As the clubhouse came into view, a helicopter roared overhead. Encyclopedia glanced up and saw a tiny gray submarine flying through the air. It crashed into the thick woods west of the clubhouse.
Encyclopedia and Sally jumped off their bikes. They dashed for the woods as Bugs Meany and two of his Tigers, Dutch Kuller and Jess Rae, came racing out of the clubhouse.
They all drew up at the muddy edge of a hollow. At the bottom rested the submarine. It was smashed, a total loss.
“Man, oh, man!” cried Bugs. “It’s an enemy bomb!”
“It’s a mini-sub, you baboon,” corrected Sally.
“Who ever heard of a sub that small and round?” jeered Bugs. “It’s some kind of long-range bomb, that’s what it is, sent by a certain country to blast us Tigers!”
Bugs raved on about how “a certain country” was out to get every real American, like his Tigers. Encyclopedia looked up at the sky. The helicopter had flown away. There was no place for it to land near the woods.
Sally started down the muddy slope toward the sub.
“Stay back!” hollered Bugs. “That thing can go off any second!”
He winked at Dutch and Jess. Then he stuck out his foot, tripping Sally. She rolled down the slope.
“It’s an enemy spaceship,” sang Bugs. “Those purple guys from Mars carry freeze guns.

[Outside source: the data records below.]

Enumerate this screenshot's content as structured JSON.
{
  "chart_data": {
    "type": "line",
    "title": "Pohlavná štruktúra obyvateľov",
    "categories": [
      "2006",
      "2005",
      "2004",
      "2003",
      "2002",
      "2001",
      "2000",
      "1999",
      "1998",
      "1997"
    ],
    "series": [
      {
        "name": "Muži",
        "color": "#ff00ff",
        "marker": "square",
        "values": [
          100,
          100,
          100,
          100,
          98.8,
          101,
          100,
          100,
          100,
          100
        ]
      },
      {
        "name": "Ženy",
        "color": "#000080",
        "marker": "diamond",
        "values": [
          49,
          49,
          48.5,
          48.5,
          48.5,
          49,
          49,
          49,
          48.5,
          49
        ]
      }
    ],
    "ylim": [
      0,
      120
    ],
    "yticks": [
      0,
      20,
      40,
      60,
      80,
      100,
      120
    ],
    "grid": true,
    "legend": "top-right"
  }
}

They’ll turn you into an ice-cream pie,
rat-tat-tat.”
“Darn you, Bugs Meany,” gasped Sally, wiping mud from her eyes.
Bugs stepped toward Encyclopedia. “Us Tigers will stand guard till the FBI arrives,” he said. “You and Miss Mud Bath can clear out—now!”
“And give you a chance to steal everything inside the sub?” asked Encyclopedia. “Not on your life.”

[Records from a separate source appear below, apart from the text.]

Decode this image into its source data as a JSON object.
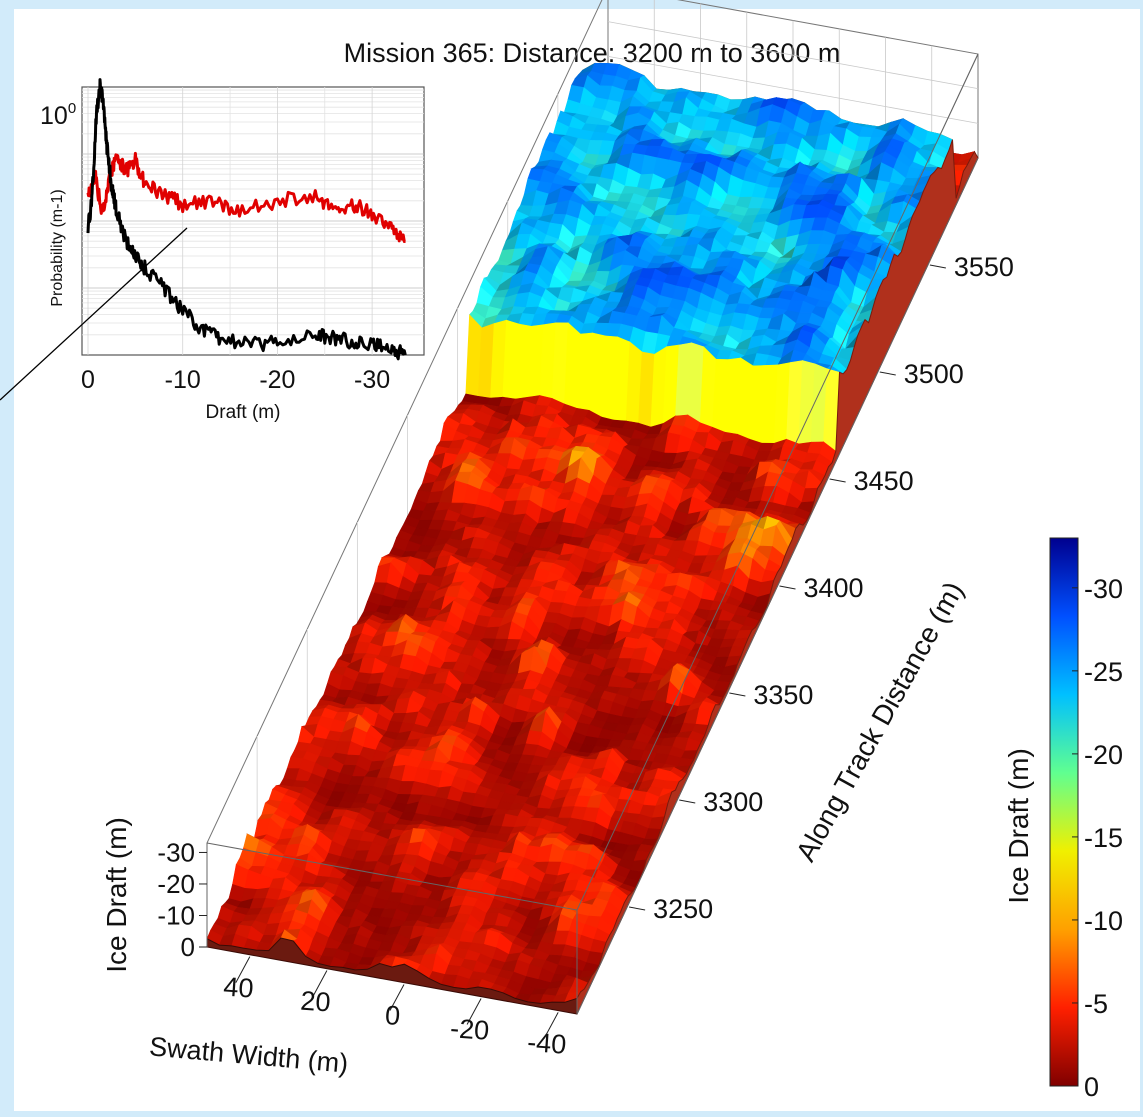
{
  "title": "Mission 365:  Distance: 3200 m to 3600 m",
  "chart_data": [
    {
      "type": "surface",
      "title": "Mission 365:  Distance: 3200 m to 3600 m",
      "zlabel": "Ice Draft (m)",
      "xlabel": "Swath Width (m)",
      "ylabel": "Along Track Distance (m)",
      "zticks": [
        "-30",
        "-20",
        "-10",
        "0"
      ],
      "xticks": [
        "40",
        "20",
        "0",
        "-20",
        "-40"
      ],
      "yticks": [
        "3250",
        "3300",
        "3350",
        "3400",
        "3450",
        "3500",
        "3550"
      ],
      "zlim": [
        0,
        -33
      ],
      "xlim": [
        48,
        -48
      ],
      "ylim": [
        3200,
        3600
      ],
      "grid": true,
      "surface_regions": [
        {
          "from": 3200,
          "to": 3410,
          "peak_draft": -12
        },
        {
          "from": 3410,
          "to": 3460,
          "peak_draft": -15
        },
        {
          "from": 3460,
          "to": 3575,
          "peak_draft": -32
        },
        {
          "from": 3575,
          "to": 3600,
          "peak_draft": -10
        }
      ],
      "colorbar": {
        "label": "Ice Draft (m)",
        "ticks": [
          "-30",
          "-25",
          "-20",
          "-15",
          "-10",
          "-5",
          "0"
        ],
        "range": [
          0,
          -33
        ],
        "colors": [
          "#800000",
          "#ff2000",
          "#ffa000",
          "#f0f000",
          "#60ff90",
          "#00c0ff",
          "#0050ff",
          "#00008f"
        ]
      }
    },
    {
      "type": "line",
      "xlabel": "Draft (m)",
      "ylabel": "Probability (m-1)",
      "xticks": [
        "0",
        "-10",
        "-20",
        "-30"
      ],
      "ytick": "10",
      "ytick_exponent": "0",
      "xlim": [
        0,
        -34
      ],
      "ylim": [
        -4,
        0
      ],
      "yscale": "log",
      "grid": true,
      "series": [
        {
          "color": "#e00000",
          "x": [
            0,
            -0.8,
            -1.5,
            -2.2,
            -3,
            -4,
            -5,
            -6,
            -8,
            -10,
            -13,
            -16,
            -20,
            -24,
            -26,
            -28,
            -30,
            -32,
            -33.5
          ],
          "y": [
            -1.6,
            -1.35,
            -1.9,
            -1.4,
            -1.05,
            -1.25,
            -1.1,
            -1.45,
            -1.6,
            -1.75,
            -1.7,
            -1.85,
            -1.7,
            -1.6,
            -1.85,
            -1.75,
            -1.9,
            -2.1,
            -2.3
          ]
        },
        {
          "color": "#000000",
          "x": [
            0,
            -0.4,
            -0.9,
            -1.3,
            -1.6,
            -2,
            -2.5,
            -3,
            -4,
            -5,
            -6,
            -8,
            -10,
            -12,
            -14,
            -17,
            -20,
            -24,
            -26,
            -28,
            -30,
            -32,
            -33.5
          ],
          "y": [
            -2.1,
            -1.7,
            -0.4,
            0.05,
            -0.25,
            -0.9,
            -1.5,
            -1.85,
            -2.3,
            -2.5,
            -2.7,
            -3.0,
            -3.35,
            -3.6,
            -3.75,
            -3.85,
            -3.8,
            -3.7,
            -3.75,
            -3.8,
            -3.85,
            -3.9,
            -4.0
          ]
        }
      ]
    }
  ]
}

“Okay, Mr. Foxy Nose,” snarled Bugs. He lifted his fists. “You’ve been asking for this all summer. Nobody’s around, so—”
“Don’t you dare!” shouted Sally.
“Stay out of it,” warned Bugs. “I don’t want to dirty my hands on you.” He made a great show of flicking a speck of mud from his otherwise clean pants.
Bugs stuck out his foot, tripping Sally.
Jess strutted to where Sally was struggling up the slope from the submarine. “Me and Dutch will handle the dame,” he boasted.
He bent to push Sally. All at once he was sliding in the mud.
Sally had grabbed his arm and yanked. Before Jess knew what was coming next, she had hit him in the stomach. The one punch tamed all three Tigers.
Jess lay in the mud making noises like a falling roof. Bugs and Dutch looked as if the roof had fallen on them.
“J-Jess!” spluttered Dutch. “C-can you breathe?”
Jess’s reply was lost in the scream of police sirens. In a few minutes six officers, led by Chief Brown, had circled the sub.
Encyclopedia learned from his father what was going on. The sub had been on its way to the Naval Base for tests.
“When it fell from the sling, the pilot radioed police headquarters,” said Chief Brown. “It’s a secret weapon. We must guard it till the Navy people can take over.”